Chapter 1

Horrid screams and howls bounced between the ship's metal walls and escaped into the hallway, brushing past Eve as she stood on B-Deck, her arms wrapped around herself. The hairs on the back of her neck stood to full attention, and at that moment, she didn't know what she feared more—being sucked into space, burning on the way down, or getting a nice radiation roasting.

"I'm not eighteen," someone yelled.

She turned around to find a young man struggling between a pair of guards in dark uniforms. They dragged him by the arms as they carried him down the corridor without an ounce of pity on their dour faces. He pulled and shoved until he dug his heels into the floor. "I don't want to die," he pleaded. "Please!"

"Shut it!" The young guard snarled, jabbing an electric rod into his side. When the prisoner resisted again, he jolted him a second time.

"Hey," Eve shouted. "That's enough." The guard glared at her as she approached them with a scowl. "What the hell do you think you're doing?"

The other guard took a glance at her and then, with downcast eyes, took a few steps back.

"My job," he retorted, still holding the prisoner.

"Oh, really." She folded her arms across her chest. "Because your job is to bring them in, not to torture them."
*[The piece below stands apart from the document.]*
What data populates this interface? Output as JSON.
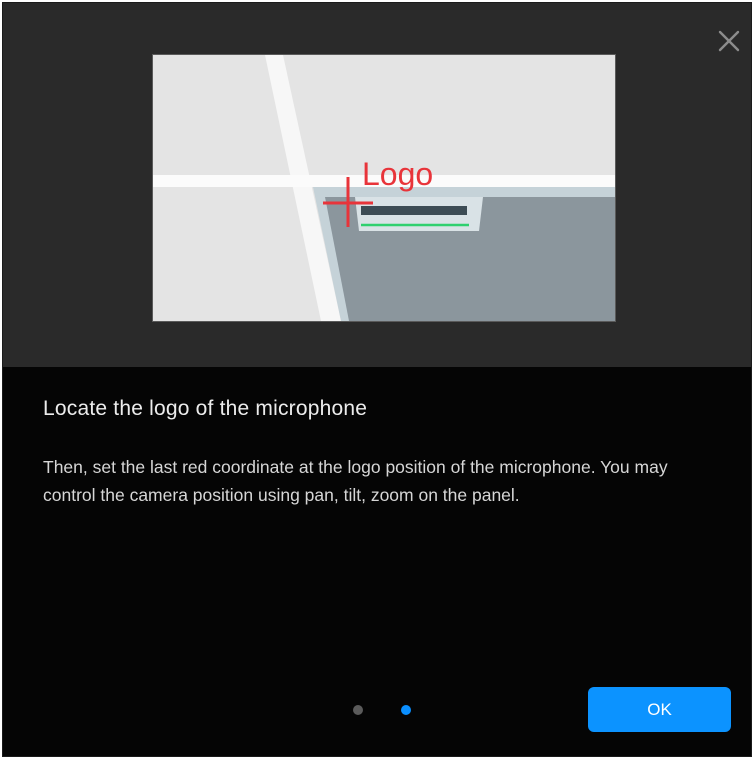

He scoffed. "Whatever. It's not like it matters. They're all dead anyway." He shot his partner an amused smirk, but it wasn't returned.

The young man within his hold let out a wail, "I don't wanna die!"

Eve's jaw tightened. "What's your name?"

With a roll of his eyes, the guard replied, "Robertson."

Then his smirk dropped when she cut the distance between them, her blue eyes glaring into his, daring him to continue the attitude.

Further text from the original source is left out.